Verna, el "gran elector", mantiene el misterio

Su voto será decisivo para el uso de reservas.
Llegó en silencio, con el hermetismo que lo caracteriza, y en menos de dos meses se convirtió en el "gran elector" del Senado, el que tendrá en sus manos la llave para que la Casa Rosada pueda imponer sus proyectos en la Cámara alta. Ese es el poderoso papel que la coyuntura política y sus hábiles movimientos de ajedrecista le garantizan para los próximos meses al peronista Carlos Verna.

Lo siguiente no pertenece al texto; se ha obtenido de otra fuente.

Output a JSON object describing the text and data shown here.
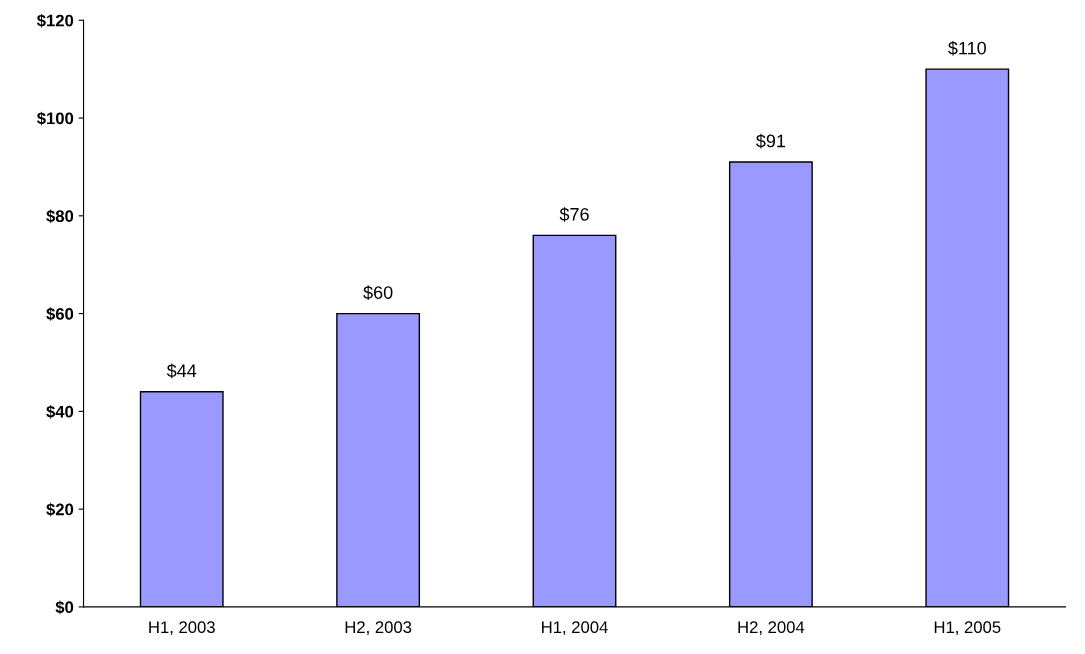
{
  "chart_data": {
    "type": "bar",
    "categories": [
      "H1, 2003",
      "H2, 2003",
      "H1, 2004",
      "H2, 2004",
      "H1, 2005"
    ],
    "values": [
      44,
      60,
      76,
      91,
      110
    ],
    "value_labels": [
      "$44",
      "$60",
      "$76",
      "$91",
      "$110"
    ],
    "color": "#9999ff",
    "ylim": [
      0,
      120
    ],
    "yticks": [
      {
        "value": 0,
        "label": "$0"
      },
      {
        "value": 20,
        "label": "$20"
      },
      {
        "value": 40,
        "label": "$40"
      },
      {
        "value": 60,
        "label": "$60"
      },
      {
        "value": 80,
        "label": "$80"
      },
      {
        "value": 100,
        "label": "$100"
      },
      {
        "value": 120,
        "label": "$120"
      }
    ],
    "grid": false
  }
}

Dueño del PJ pampeano tras arrebatarle la estructura a Rubén Marín, es hoy el senador más codiciado por oficialistas y opositores para definir algunas de las pulseadas que se avecinan, como la discusión del decreto de necesidad y urgencia del Fondo del Bicentenario y la coparticipación directa del impuesto al cheque.

Verna llegó al Senado al frente de la lista del PJ de La Pampa, habiendo ganado las bancas por la mayoría junto con María de los Angeles Higonet, ex intendenta de Guatraché, y que responde sin cortapisas a sus directivas. Rápido de reflejos, Verna hizo rancho aparte en la Cámara alta. Dejó al Frente para la Victoria y sus aliados con 35 legisladores y enfrentados a igual cantidad de opositores. Convirtió a su bloque en el árbitro de todas las partidas.

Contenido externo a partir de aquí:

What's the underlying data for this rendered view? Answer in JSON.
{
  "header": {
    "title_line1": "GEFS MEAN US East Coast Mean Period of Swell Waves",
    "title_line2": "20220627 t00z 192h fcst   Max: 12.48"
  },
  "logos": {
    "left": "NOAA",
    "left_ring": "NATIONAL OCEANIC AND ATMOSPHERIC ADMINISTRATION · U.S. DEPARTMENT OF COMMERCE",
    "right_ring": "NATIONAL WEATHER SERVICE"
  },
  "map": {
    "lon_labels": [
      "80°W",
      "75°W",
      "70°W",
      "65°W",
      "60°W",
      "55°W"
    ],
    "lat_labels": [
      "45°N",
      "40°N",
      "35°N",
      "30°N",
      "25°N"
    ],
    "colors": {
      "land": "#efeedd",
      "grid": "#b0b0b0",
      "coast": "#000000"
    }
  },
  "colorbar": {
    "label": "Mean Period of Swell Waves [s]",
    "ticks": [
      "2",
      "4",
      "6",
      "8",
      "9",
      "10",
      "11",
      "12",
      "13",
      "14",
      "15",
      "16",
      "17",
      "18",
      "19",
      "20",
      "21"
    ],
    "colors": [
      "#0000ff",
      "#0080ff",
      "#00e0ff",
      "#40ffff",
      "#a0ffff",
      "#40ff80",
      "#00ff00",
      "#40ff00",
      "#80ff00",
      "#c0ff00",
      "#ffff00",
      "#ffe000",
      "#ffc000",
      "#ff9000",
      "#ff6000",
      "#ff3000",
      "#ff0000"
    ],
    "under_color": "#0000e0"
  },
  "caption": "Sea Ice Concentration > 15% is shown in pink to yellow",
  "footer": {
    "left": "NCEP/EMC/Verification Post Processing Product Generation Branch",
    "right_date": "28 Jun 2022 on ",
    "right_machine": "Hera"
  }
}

Es su segundo paso por el Senado. Hasta 2001 fue presidente de la Comisión de Presupuesto y Hacienda como representante de aquel bloque justicialista que quedó enchastrado por los sobornos por la ley de reforma laboral. Su nombre nunca fue mencionado en ese escándalo.

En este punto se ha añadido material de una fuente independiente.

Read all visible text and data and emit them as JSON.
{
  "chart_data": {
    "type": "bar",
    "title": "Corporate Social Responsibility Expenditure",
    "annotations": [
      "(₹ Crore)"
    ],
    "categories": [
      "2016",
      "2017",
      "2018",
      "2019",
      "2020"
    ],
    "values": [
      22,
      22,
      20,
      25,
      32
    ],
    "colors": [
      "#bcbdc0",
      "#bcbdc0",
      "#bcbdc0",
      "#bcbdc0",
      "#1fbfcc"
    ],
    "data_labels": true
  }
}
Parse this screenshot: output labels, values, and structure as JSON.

A su regreso, ratificó su capacidad para ubicarse en el lugar correcto. Lo demostró en la disputa por las comisiones. Armó un grupo ad hoc que se instaló como árbitro de la puja. Incluyó a su compañera de bloque y a la peronista disidente Graciela Di Perna (Chubut), y sedujo a Luis Juez y Norma Morandini, del Frente Cívico y Social de Córdoba, y a la liberal correntina Josefina Meabe. Gracias a su propuesta, estos seis senadores lograron imponerse ante radicales y peronistas disidentes como el "octavo pasajero" en las comisiones.

Ya presentó un proyecto de ley para arrebatarle $ 8000 millones del impuesto al cheque que hoy se embolsa el Gobierno. Será un duro golpe para la Presidenta, con quien Verna nunca tuvo buena relación y mantiene algunas cuentas pendientes.